It’s a big update as I’ve been stockpiling changes due to things happening around the museum. See it now or read on for the changes.
- AnVRopomotron won Education Experience of the Year at the inaugural WebXR Awards! What a huge honor. My prize is a custom trophy model with an NFT of authenticity (will NFTs be a thing? Who knows?). I’ve put up a replica trophy in the museum, between the starting foyer and the Scale Model Hall. Making the replica was an adventure in baking textures to capture the real time shine in a static image. I don’t even know how the text transferred because it was on its own shape in the original model and in the replica it is just there on the main structure. I’m not going to question it and just take the result. Some parts would bake and others wouldn’t and when I tweaked the settings it was the other way around. I eventually merged the working parts in a graphics editor. The twist in the column was an accident: I wanted to move the bottom face up but twisted it instead. It looked intriguing so I worked on that. Behold the trophy’s shiny glory and thanks to everyone involved with the Awards!
- It’s a chimpanzee fest in the museum!
- The main room gets a chimpanzee statue scanned from Austria that was posted to Sketchfab. The piece really captures the scope of the museum and the details are wonderful.
- A male and female common chimpanzee strategize their way into the Scale Model Hall! I had planned chimpanzees for my first model but chimps are very hard to render (male gorilla became my first successful model). I figure it’s time to take the challenge on now. Chimp behavior is multi-faceted so I tried to capture the variety of chimp actions. The male is posed in mid-display, which is when a chimp flips out to intimidate and gain status. The female is modeled using a rock to crack a palm nut. Some modeling innovations may make it to older works and will definitely be standard in the future. The eyeballs are now separate models instead of connected to the face. This really helps in changing the gaze without a lot of hassle (my modeling is more for statues rather than animated figures and I have always had eyes face forward so I hadn’t taken this step before). Three separate materials were used to get different baked effects: low specularity for fur, medium for skin, and high for wet tissue like eyes and mouth. Behind the scenes I applied a modified Rigify rig for ‘easier’ posing. It added two weeks to the modeling process to learn Rigify enough but the next model would only take an hour to get to the same result so it really is easier now. I still set the pose and made manual tweaks to fix the geometry.
- Transcript for the visually impaired or other uses is now available at tinyurl.com/anvrotext. I took the HTML file and removed the code to get just the text from around the museum. Then I added descriptions to all exhibits. This brings it up to standard for educational accessibility.
- Experimental first person shooter controls on desktop, using fps-look-controls. A reticle almost straight from the A-Frame tutorial is there for aiming. I like this more familiar control system instead of mouse dragging.

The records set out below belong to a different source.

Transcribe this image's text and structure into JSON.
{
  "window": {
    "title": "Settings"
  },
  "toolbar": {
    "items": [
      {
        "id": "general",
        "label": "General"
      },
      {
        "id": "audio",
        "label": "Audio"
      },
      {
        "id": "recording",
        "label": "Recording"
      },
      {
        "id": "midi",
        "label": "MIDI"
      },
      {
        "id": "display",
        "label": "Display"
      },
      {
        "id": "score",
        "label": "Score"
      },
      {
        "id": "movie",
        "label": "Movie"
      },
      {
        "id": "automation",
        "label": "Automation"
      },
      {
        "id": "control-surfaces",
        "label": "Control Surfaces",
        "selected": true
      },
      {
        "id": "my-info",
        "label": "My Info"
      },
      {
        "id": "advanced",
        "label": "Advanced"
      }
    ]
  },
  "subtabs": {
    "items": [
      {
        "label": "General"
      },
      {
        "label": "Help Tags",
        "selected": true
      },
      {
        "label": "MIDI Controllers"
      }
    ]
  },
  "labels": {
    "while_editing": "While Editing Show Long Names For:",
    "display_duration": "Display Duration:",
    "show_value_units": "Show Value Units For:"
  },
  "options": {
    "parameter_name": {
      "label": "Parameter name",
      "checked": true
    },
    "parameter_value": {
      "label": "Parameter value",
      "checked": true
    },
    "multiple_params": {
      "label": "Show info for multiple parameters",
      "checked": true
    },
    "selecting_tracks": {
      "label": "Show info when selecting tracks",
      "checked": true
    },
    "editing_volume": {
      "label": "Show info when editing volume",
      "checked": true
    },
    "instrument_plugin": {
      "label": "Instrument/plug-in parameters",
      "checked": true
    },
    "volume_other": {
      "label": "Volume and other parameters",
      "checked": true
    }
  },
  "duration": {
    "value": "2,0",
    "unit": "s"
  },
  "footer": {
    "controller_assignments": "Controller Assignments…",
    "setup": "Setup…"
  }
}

- On desktop, pressing c now crouches to 1 meter. Get some low views on those ground level primates.
- Archicebus in the Grab Lab got a makeover. I was young and inexperienced making the original model and decimated the whole thing to squeeze polygons out. The tail suffered the most. My new goal is to have nice simple meshes so Archicebus got some curves back and a new tail. It has a more typical mammal coloration with a light belly and a dark tail tuft just for a little realistic flair. I also rigified this with a cat model for quick limb and tail posing.
- Grab Lab got the “Mrs. Ples” Austrlopithecus africanus cranium. It itself is an artifact being based on a replica from the mid 20th century.
- Grab Lab also got the “Neo” Homo naledi skull, one of the newest discoveries of our messy family tree.
- I removed the green wall photo borders in the Scale Model Hall. This saves a draw call for each one and the look is now consistent with wall photos in the other exhibits. To be honest, without dedicated border controls, setting them up was a pain.
- Fixed bug with grabbed artifacts going invisible when crossing zones. There was an occlusion class that inadvertently applied to all child objects within.
- Fixed info box weirdness in the Calatrava and Paris burials.
- Various little bug fixes that were actually hotfixed into the previous version. They include a misaligned Grab Lab sign, using the wrong Homo erectus model in the Grab Lab, and an array of typos.